Stärkt Bürgerbeteiligung die Ökologie?

Für Jens Newig, Professor für Governance und Nachhaltigkeit in Lüneburg, kommt es auf die Umstände des Einzelfalls an. Er hielt hierzu in der FernUniversität einen Vortrag.


Geschwindigkeitsbeschränkungen auf Autobahnen zur CO2-Reduktion, neue Windkraftanlagen, Bahnstrecken oder – im Zuge der Energiewende – neue Stromtrassen: Bei immer mehr ökologischen Entscheidungen sollen Bürgerinnen und Bürger „mitgenommen werden“. Doch stärkt Bürgerbeteiligung die Ökologie? Die wissenschaftliche Literatur bejaht das überwiegend. Jens Newig sieht das nicht so eindeutig. Für den Professor für Governance und Nachhaltigkeit an der Leuphana Universität Lüneburg kommt es auf die Umstände des Einzelfalls, den „Kontext“, an.
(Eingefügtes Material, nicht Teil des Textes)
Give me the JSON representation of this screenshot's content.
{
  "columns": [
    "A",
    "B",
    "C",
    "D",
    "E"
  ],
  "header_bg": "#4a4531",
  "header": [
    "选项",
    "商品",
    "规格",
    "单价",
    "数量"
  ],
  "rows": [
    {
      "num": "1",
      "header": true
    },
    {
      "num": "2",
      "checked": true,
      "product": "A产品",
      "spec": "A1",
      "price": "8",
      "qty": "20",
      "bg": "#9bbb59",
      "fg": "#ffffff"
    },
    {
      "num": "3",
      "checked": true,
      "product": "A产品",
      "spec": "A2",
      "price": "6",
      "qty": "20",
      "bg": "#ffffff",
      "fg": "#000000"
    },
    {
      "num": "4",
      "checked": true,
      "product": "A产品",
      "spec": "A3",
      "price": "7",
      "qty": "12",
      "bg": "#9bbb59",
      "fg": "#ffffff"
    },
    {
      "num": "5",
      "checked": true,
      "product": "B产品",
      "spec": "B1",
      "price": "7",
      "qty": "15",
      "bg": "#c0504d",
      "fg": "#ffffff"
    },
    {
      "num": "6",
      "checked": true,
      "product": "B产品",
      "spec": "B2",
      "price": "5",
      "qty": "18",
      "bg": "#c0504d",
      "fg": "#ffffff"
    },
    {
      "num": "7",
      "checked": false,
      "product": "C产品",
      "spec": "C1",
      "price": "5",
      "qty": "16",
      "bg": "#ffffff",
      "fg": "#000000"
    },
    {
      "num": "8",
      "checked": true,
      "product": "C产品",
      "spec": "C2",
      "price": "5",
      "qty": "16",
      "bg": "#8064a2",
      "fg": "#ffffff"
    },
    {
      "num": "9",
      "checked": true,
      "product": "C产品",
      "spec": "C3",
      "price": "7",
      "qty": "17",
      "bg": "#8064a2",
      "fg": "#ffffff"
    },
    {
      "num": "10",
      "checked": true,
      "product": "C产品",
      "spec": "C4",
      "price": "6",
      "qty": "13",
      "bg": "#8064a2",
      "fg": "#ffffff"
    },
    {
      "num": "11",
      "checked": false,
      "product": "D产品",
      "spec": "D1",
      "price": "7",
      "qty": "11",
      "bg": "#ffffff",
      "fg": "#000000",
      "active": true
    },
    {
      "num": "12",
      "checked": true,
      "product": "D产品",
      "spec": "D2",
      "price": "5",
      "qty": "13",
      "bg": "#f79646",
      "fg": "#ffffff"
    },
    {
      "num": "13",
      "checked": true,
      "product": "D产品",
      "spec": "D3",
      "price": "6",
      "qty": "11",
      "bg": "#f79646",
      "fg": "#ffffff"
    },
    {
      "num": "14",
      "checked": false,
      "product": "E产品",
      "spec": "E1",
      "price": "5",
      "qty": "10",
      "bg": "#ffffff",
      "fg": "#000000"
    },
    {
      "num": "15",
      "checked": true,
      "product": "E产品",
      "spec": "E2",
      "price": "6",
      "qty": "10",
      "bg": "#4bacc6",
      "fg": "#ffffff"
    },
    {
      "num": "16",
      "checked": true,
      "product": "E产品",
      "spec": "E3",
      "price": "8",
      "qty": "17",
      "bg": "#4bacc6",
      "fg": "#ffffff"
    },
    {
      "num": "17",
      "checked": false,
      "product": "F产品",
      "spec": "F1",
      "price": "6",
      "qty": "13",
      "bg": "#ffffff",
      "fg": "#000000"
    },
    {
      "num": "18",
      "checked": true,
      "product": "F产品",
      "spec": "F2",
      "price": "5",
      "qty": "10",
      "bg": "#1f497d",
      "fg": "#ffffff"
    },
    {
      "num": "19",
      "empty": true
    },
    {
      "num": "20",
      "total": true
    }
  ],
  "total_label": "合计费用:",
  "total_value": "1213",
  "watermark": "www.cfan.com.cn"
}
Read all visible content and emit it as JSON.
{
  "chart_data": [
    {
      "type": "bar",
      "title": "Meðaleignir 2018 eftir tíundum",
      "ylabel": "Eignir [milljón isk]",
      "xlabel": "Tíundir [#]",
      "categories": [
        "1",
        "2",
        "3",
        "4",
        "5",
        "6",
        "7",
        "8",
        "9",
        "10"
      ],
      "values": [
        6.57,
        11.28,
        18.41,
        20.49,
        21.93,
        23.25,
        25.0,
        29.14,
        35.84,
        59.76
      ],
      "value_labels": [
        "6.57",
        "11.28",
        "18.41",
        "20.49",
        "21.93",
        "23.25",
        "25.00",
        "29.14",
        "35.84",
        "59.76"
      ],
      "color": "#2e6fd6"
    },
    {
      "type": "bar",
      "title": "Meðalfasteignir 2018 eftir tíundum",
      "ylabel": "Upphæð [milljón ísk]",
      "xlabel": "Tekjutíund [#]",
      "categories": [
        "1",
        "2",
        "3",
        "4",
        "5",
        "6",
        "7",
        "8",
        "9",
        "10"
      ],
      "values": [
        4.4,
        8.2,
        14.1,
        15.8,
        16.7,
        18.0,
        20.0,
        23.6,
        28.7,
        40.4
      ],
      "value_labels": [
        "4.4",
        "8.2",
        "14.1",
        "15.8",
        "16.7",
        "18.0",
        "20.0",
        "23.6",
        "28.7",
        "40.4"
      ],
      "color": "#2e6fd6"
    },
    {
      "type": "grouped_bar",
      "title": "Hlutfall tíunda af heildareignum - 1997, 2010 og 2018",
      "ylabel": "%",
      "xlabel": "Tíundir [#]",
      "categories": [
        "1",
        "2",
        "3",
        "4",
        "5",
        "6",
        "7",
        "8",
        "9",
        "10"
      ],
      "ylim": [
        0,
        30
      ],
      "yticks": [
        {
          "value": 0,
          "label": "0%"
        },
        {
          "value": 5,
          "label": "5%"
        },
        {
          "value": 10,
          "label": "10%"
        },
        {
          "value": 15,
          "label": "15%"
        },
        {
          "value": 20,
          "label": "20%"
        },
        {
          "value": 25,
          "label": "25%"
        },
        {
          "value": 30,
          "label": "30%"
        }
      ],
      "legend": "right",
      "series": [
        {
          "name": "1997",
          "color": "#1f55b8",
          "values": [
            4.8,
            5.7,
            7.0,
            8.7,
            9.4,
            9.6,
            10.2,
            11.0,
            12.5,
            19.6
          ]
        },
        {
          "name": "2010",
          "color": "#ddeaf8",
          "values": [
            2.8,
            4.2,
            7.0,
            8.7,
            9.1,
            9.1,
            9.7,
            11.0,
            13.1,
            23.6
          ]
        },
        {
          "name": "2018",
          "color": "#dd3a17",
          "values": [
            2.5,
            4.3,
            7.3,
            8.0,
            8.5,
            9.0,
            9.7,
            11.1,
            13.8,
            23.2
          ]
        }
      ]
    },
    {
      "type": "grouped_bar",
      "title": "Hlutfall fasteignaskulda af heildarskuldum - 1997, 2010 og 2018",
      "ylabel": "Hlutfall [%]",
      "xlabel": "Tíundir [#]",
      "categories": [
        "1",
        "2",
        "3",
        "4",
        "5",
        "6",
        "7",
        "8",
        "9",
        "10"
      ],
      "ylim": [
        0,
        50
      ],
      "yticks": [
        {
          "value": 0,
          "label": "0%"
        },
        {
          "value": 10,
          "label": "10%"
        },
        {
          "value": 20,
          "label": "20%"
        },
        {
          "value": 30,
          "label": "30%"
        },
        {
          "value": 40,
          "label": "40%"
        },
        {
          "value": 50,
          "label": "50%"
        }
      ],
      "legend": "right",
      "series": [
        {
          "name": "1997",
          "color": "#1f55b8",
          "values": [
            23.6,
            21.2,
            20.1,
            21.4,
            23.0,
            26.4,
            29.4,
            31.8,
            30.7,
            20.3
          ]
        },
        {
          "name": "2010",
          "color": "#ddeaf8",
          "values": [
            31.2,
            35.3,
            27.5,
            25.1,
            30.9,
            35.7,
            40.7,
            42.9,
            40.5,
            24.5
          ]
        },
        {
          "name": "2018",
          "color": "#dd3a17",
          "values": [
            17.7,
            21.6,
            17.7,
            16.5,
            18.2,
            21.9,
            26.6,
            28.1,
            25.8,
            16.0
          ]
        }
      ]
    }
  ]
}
Ein Mann hält vor einem Publikum einen Vortrag. Foto: FernUniversität
Prof. Jens Newig stellte Ergebnisse der Studie in der FernUni-Ringvorlesung vor.

In seinem Vortrag „Mehr Bürgerbeteiligung = mehr Ökologie?“ stellte er in der FernUniversität in Hagen Ergebnisse der Lüneburger Partizipations-Studie vor. Diese Studie untersucht als weltweit größte ihrer Art 307 umweltbezogene Entscheidungsprozesse in 22 westlichen Demokratien. Die Vortragsveranstaltung fand im Rahmen der Ringvorlesung „Energie, Umwelt und Nachhaltigkeit“ des gleichnamigen neuen Forschungsschwerpunktes der FernUniversität statt.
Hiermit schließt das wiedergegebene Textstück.